Backup and restore sf-operator¶

Context and Problem Statement¶

Software Factory' services deployed by the sf-operator, such as Zuul, Zookeeper, MariaDB and others, generates critical state data. This state data are for instance the Zuul projects's key pairs, or the MariaDB content.

We should be able to continuously gather backups of a running deployment and when needed to deploy a Software Factory via the sf-operator by restoring a backup.

This ADR discuss how to provide a mechanism to backup and restore critical state data.

Specifically we'll explore proposals regarding these aspects:

What are the relevant data to backup and restore
What is the workflow to backup and restore (such as the tooling)
What is the form of the backup (such the data format)

The backup and restore process requirements¶

The backup and restore process needs to:

Save all resources related to the sf-operator such as Secrets, Config maps, etc.
Save existing data from attached PVs related to the service. Most important is to have backup of Zookeeper and MariaDB database
Should also include config maps (optionaly)
Should make a backup of SoftwareFactory Custom Resource

Normally, in the Kubernetes world, the basic backup can be done by using a simple solution:

Create a PV snapshot - based on that doc
Create a secret backup via a shell command or Ansible playbook

and that's it. The config map does not need to be recreated because we are using an operator that can recreate other required resources automatically. However, the assumption is that no backup is required for resource type. If the configmap needs to be included in the backup, it can also be done by using a shell script, but maybe it would be better to use an already-prepared tool that will handle all those things. All the above things can be done as a user without special privileges, like cluster_admin role, which is a requirement for most Kubernetes backup solutions.

Besides making backup and restore of Kubernetes resources, procedure should also include:

Repopulate secrets and trigger service/statefulsets/daemonsets/etc. restart
Restore Zookeeper PV data and restart the Zookeeper
Restore MariaDB PV data and restart MariaDB

The sf-config project has already done such a workflow, so based on that, we can port functionality into the sf-operator.

Considered Options¶

shell script¶

This solution will make a backup by using kubectl or oc binary for making a PV snapshot or copy the content stored on the PV to a specified location for each service/statefulsets/daemonsets/etc.. Later, such data, that has been copied to a specified location, can be archived by a backup tool, e.g., bup tool

Ansible playbook¶

This solution would include a bundle of roles and tasks that will do a backup and/or restore all of the Software Factory CR resources. Similar to the shell solution, the resource backups (like data stored on the PV or secrets) will be archived by using the backup tool (for example bup tool) and stored in a specific location.
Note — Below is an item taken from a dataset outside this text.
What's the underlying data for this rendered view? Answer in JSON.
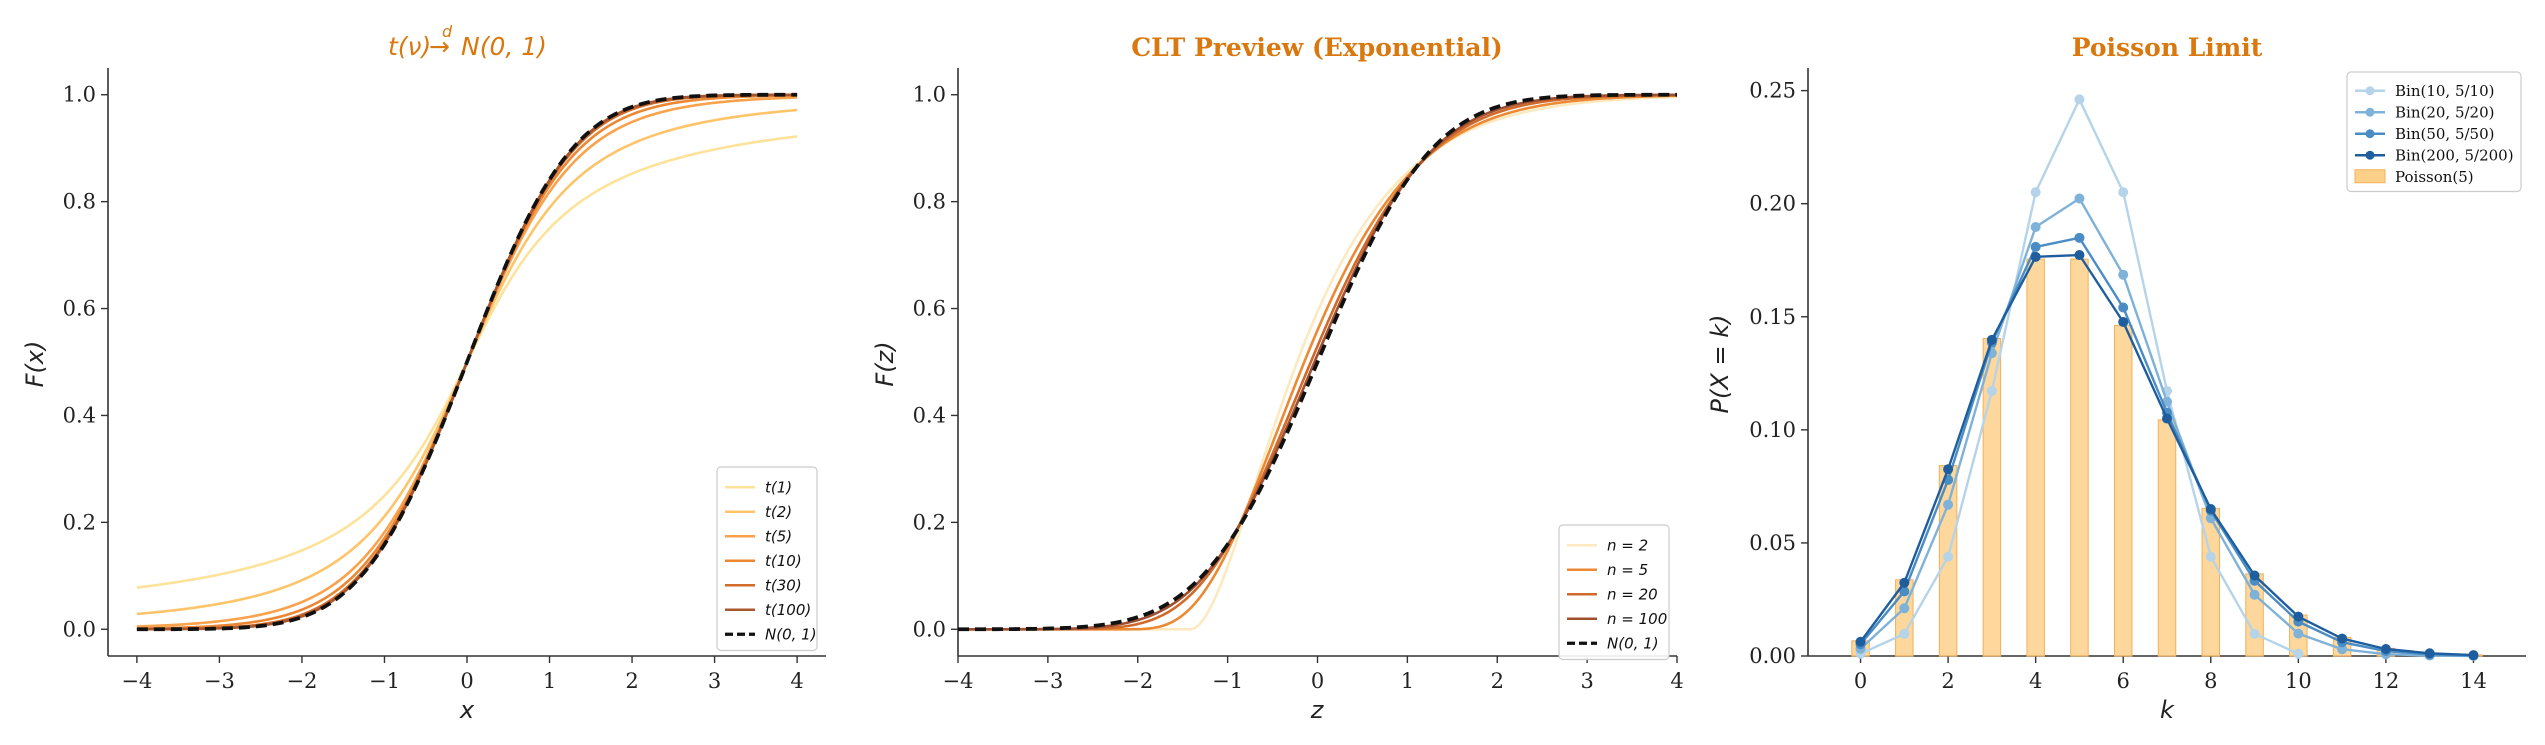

Add feature into the sf-operator binary¶

The sf-operator project got a CLI binary called sf-operator which is have many options that deploy and configure the Software Factory on the Kubernetes like environment. By choosing that option, new option like:

Backup
Restore

would be added to the binary. That solution will be not using Ansible on the backgroud, so by choosing it, we don't need to remember to install the Ansible collection, because the sf-config Go binary would include the necessary library.

Decision Outcome¶

The current best solution would be to add a feature to the sf-operator binary. That binary, which includes many features and adds a backup solution, would be a good way to have one "tool" to make all jobs around'sf'-operator' deployment. The binary will include all necessary libraries, so we don't have any issues like with Ansible, that there can be a missing Ansible collection, so the backup would not be done.

Another good solution would be the Ansible one. We already have an Ansible-base playbook that executes backups and restore (including all mechanisms around services like stop service, restore data, propagate data, etc.), but that solution needs to be ported to be used in the Kubernetes.

Both solutions does not need to have a Kubernetes cluster admin privileges, and we can dump the whole data to the local directory, where we can use previously used tools for making backups (for example, bup).